Regular Pepsi (European, so cane sugar rather than corn syrup), and Haagen-Dazs vanilla ice cream. :wink: Are these critical details? Inquiring minds want to know.

You have good tastes. That’s all I have to offer :slight_smile:

Well, I did marry a Scotsman. :wink:

Where I’m from it’s Breyers vanilla and A&W root beer. They have (had?) drive throughs serving only that.

Some people, of course, can’t stand root beer. I only drink it as floats.

How long can the OP be ninjaed before someone actually tries to help him out? We’re all violating SD policy…Sorry OP. :frowning:

Well, trying to be helpful… is it possible the ice cream froze the soda and the dye separated from the near-ice?

I’m in the US so I can’t test with the cane sugar pepsi. I’ll try to duplicate with ice cream and whatever else I have around. Oh, the things we do for science!

Her, thanks. :wink:

I wish I could get root beer and Breyer’s ice cream here.

I appreciate your sacrifice. :wink: I don’t know if it made a difference that I added the ice cream to the soda rather than the other way around. You might have to try it both ways… for science, you know.

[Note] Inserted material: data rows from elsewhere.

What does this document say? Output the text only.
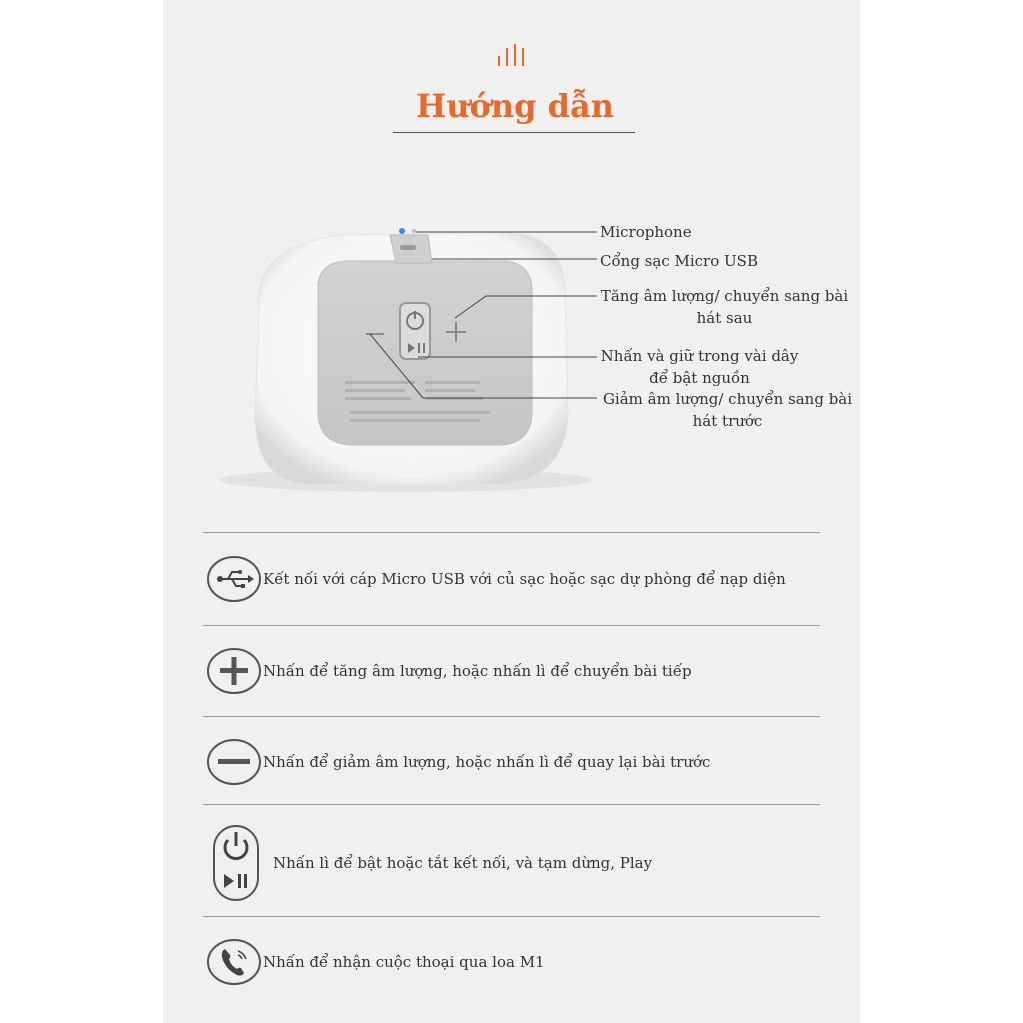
Hướng dẫn
Microphone
Cổng sạc Micro USB
Tăng âm lượng/ chuyển sang bài
hát sau
Nhấn và giữ trong vài dây
để bật nguồn
Giảm âm lượng/ chuyển sang bài
hát trước
Kết nối với cáp Micro USB với củ sạc hoặc sạc dự phòng để nạp diện
Nhấn để tăng âm lượng, hoặc nhấn lì để chuyển bài tiếp
Nhấn để giảm âm lượng, hoặc nhấn lì để quay lại bài trước
Nhấn lì để bật hoặc tắt kết nối, và tạm dừng, Play
Nhấn để nhận cuộc thoại qua loa M1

Pepsi is made with real sugar (not HFCS) and is available across America. It’s called Pepsi Throwback. BTW, “Haagen-Dazs” is fake Danish for “Made in Brooklyn,” by the Pillsbury Dough Boy (originally two Polish Jews). Geez, talk about melting pot. :slight_smile:

In what part of the civilized world do you reside?

Try mixing equal parts of Coke and Kahlua. I don’t know if that will fix your problem, but you won’t really care.

OP and I are in Hamilton, Scotland - so not in any part of the civilized world.

They had Pepsi Raw here for a while, which was made from all natural ingredients (including all natural cane sugar, heh) instead of mostly industrial chemicals. I really liked that stuff, but they didn’t market it well enough, and discontinued it when it didn’t sell as well as it might have if they’d made more of an effort to get the word out.

But at least all* the soda here is made with sugar instead of HFCS (or glucose-fructose as it’s called here.

*okay, all except the crap that they put artificial sweeteners in, which I can’t tolerate. The ONLY commonly found brand of root beer I’ve seen so far has aspartame. Bastids.

It’s not SO uncivilized here. I mean, we’re not in Renfrew.

OK, here’s the scoop: the acid-proof caramel color used in colas carries a negative charge in solution. It’s made by heat treating high-fructose corn syrup in the presence of sulfite and ammonia, and is therefore also known as “sulfite ammonia caramel color.”

Unlike lower-priced ice creams, which are emulsified with carrageenan (negatively charged), methylcellulose (neutral), and the like, superpremium ice creams like Haagen-Dazs are emulsified only with egg yolk, which contains lecithin, which is positively charged.

It’s my guess that the lecithin and the caramel color are strongly drawn to each other, so that along the bubbling ice cream-cola interface, the heavy, grainy brown foam contains a large amount of a lecithin/caramel/butterfat complex, which binds the caramel color and lightens the cola.

When you stir in the foam, the complex breaks down, because you have exposed the complex to an aqueous acid environment, where the lecithin is attracted by the phosphoric acid and the butterfat is too dispersed to stabilize the complex.

Just my WAG.

But I’ve never heard of the condition of OP except till now. Why doesn’t this happen to everyone?

I think you’ve been whooshed by science.

Because most people use cheaper ice cream in their floats? :wink: I dunno. I like Breyer’s better because it’s got that hard graininess to it. I like the crunchy ice interface that builds up on the ice cream when it reacts with the soda. The creamier the ice cream, the less that happens. I got some really hard ice cream here a while back that worked perfectly for my purposes. Didn’t notice the colour separation with that, but I also ate off the ice cream’s surface as the crunchy bit formed instead of mixing it in until it melted, so maybe that had something to do with it.

Breyer’s in Scotland! Who woulda thunk? Next thing you’ll be telling me people there drink egg creams.